Maka apakah kita pernah membuka pintu kamar anak-anak kita pada malam hari untuk memaafkan serta memohonkan ampun bagi mereka. Pernahkan kita maafkan dengan tulus pasangan kita serta memohonkan ampun untuknya? Sungguh, bisa jadi karena tidak dikirimkannya doa kitalah sehingga orang-orang yang kita kasihi belum dibukakan pintu hatinya oleh sang Pemilik Jiwa. Dan bisa jadi dikarenakan kita tak berlaku lemah lembut, maka orang-orang yang kita dakwahi tidak tersentuh hatinya. Malah mungkin tersakiti oleh lisan dikarenakan hati yang tak berkenan bersabar.
Lalu pesan apa yang dibawa Nabi Nuh AS hingga 10 abad terus berdakwah?
Satu pesan mulia yang menjadi misi beliau adalah mengajak manusia untuk taat dan menyembah Allah dan tidak menyembah selain kepadaNya. Menggambarkan betapa misi para nabi dan Rasul itu paling utama dan membutuhkan waktu yang lama adalah memurnikan tauhid.

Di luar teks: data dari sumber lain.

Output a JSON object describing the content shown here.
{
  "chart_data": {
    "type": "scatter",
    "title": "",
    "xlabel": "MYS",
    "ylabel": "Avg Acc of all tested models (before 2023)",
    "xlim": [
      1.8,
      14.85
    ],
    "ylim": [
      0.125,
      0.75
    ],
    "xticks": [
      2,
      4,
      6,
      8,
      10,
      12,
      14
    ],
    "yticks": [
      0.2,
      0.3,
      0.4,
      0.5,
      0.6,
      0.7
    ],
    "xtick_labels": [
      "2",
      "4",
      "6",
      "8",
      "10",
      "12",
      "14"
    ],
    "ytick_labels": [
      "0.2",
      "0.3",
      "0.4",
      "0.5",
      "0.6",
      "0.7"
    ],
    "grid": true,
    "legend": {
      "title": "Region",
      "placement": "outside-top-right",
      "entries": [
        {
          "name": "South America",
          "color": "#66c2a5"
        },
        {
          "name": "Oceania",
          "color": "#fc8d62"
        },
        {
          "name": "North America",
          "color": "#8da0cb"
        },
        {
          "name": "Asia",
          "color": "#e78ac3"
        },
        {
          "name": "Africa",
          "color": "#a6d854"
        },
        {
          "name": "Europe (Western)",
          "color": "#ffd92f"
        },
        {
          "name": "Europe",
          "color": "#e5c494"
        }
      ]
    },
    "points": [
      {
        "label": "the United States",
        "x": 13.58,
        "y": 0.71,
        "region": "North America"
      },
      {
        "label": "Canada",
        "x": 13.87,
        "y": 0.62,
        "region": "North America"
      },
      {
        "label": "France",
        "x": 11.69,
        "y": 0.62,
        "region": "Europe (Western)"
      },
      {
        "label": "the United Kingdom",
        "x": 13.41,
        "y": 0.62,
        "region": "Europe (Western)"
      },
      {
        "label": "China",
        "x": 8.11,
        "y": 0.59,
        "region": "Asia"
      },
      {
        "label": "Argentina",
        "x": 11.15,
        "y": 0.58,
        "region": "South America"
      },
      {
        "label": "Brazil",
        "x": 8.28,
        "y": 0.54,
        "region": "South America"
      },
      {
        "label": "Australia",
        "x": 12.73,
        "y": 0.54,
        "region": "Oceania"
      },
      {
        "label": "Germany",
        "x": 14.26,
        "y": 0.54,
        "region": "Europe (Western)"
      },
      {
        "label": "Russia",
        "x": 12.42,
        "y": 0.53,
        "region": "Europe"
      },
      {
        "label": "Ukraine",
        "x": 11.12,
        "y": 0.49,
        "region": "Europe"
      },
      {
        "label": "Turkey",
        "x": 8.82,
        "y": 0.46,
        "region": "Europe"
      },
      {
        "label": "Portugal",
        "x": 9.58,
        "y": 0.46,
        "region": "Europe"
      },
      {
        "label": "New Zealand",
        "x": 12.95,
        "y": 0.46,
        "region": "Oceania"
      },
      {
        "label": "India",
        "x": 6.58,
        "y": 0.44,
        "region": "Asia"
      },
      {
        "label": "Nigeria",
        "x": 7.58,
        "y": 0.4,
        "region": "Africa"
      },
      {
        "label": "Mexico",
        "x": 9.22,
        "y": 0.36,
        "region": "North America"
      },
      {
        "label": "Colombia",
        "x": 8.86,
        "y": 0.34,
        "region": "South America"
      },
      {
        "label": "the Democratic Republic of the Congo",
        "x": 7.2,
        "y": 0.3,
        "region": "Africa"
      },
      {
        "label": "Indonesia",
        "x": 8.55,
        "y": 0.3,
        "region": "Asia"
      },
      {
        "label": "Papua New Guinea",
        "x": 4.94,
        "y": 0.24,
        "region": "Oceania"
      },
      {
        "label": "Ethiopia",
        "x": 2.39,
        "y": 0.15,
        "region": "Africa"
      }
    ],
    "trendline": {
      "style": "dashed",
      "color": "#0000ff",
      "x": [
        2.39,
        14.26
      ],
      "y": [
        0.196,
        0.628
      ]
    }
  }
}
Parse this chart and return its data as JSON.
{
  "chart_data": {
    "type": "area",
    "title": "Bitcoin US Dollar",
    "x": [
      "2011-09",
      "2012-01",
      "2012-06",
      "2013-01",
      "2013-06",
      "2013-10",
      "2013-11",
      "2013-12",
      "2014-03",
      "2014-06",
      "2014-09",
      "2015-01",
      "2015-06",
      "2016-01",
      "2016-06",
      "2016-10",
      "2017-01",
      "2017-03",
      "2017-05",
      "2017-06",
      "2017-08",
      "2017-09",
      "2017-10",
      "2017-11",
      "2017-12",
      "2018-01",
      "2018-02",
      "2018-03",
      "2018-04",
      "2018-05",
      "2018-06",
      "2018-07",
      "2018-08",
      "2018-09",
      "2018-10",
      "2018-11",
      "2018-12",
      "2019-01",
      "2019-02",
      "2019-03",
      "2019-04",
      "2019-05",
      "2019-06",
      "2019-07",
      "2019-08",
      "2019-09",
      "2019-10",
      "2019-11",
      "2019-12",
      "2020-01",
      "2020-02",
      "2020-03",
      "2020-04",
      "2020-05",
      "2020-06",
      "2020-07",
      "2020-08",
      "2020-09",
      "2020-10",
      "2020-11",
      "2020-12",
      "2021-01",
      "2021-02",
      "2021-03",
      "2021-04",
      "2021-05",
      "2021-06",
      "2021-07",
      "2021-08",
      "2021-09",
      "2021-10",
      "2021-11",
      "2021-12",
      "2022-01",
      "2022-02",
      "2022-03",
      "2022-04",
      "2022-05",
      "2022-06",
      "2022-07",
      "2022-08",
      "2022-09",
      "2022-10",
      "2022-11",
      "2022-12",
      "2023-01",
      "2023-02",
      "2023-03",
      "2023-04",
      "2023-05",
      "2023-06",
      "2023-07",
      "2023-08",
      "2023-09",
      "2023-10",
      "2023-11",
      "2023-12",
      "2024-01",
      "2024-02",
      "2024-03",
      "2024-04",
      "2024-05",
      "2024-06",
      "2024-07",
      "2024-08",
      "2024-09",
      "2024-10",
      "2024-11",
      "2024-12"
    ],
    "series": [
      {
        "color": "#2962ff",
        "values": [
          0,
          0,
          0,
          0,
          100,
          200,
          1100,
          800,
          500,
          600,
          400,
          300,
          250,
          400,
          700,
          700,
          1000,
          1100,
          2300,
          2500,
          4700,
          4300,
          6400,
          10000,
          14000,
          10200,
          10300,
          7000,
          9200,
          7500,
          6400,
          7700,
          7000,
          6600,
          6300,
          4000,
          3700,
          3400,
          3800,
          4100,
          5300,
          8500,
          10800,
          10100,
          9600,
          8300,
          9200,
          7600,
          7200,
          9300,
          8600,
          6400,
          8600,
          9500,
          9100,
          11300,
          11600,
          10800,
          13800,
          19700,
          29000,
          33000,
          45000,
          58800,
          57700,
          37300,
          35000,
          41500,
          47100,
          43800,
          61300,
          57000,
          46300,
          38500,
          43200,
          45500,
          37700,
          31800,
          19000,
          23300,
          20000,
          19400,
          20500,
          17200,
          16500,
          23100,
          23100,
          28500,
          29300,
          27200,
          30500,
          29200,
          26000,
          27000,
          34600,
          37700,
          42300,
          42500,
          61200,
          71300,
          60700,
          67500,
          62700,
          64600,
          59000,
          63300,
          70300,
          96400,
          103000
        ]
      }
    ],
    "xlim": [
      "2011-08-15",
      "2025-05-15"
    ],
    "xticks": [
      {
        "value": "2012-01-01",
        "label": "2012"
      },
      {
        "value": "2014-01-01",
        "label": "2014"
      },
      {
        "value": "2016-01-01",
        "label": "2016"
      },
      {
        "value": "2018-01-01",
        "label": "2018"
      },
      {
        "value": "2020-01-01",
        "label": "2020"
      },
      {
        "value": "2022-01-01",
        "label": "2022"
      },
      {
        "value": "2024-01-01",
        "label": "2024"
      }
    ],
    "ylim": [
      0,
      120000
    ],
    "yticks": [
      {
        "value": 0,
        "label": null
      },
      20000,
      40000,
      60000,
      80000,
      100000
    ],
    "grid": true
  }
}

Bagaimana dengan kita sebagai orang tua hari ini? Jangan-jangan isi pesan kita selama pengasuhan adalah semata urusan dunia. Memarahi karena nilai yang buruk, tak berprestasi, kamar berantakan dan seterusnya. Kalaupun tentang urusan akhirat, bisa jadi kita hanya merasa puas melihat jumlah hafalan anak yang bertambah namun mengabaikan obrolan tentang akidah. Kita cukup tenang dengan sholatnya anak ke masjid, namun melupakan waktu berdiskusi tentang hakikat hidup yang Allah berikan. Semua hanya diukur dengan apa yang bisa dilihat dari ibadah rutin, tanpa pernah mendalami kedalaman iman mereka melalui dialog, diskusi, tanya jawab dan sebagainya. Lalu bagaimana jika ibadah yang mereka jalani hanya muncul dari sebuah kebiasaan saja dan bukan lahir dan keimanan? Bukankah kebiasaan baru bisa saja kelak menutup jejak kebiasaan lama karena dianggap tidak lagi berguna?
Jika kita sudah berhati lembut, memaafkan, memohonkan ampun maka bermusyawarahlah.
Bahkan untuk urusan dunia pun , kita lebih senang memberikan instruksi. Tanpa menanamkan kebermaknaan, tanpa ruang untuk bertanya, tanpa waktu untuk menjelaskan kebermanfaatan dan nilai-nilai yang terkandung di dalamnya. Lalu apa yang kelak akan anak-anak kita pegang? Sholat karena kelak Allah murka? Hanya itukah? Menghafal AL Quran karena tuntutan pesantren? Dan apa yang akan mereka jadikan pegangan setelah keluar dari pesantren?
Sungguh, menanamkan akidah yang lurus butuh proses yang panjang, berulang-ulang, bermusyawarah bagaimana bisa terwujud, menerima keluhan kemalasan dan mencari jalan keluar. Bukan sekedar memerintah dan menghukum. Karena sejatinya beribadah itu karena kita mencintaiNya dan kelak akan mendapatkan ridhoNya untuk memasuki syurga Firdaus.
Maka di setiap akhir usaha kita , bertawakallah. Ketangguhan hanya dapat tercapai saat kita menyandarkan hasilnya hanya kepada Allah SWT.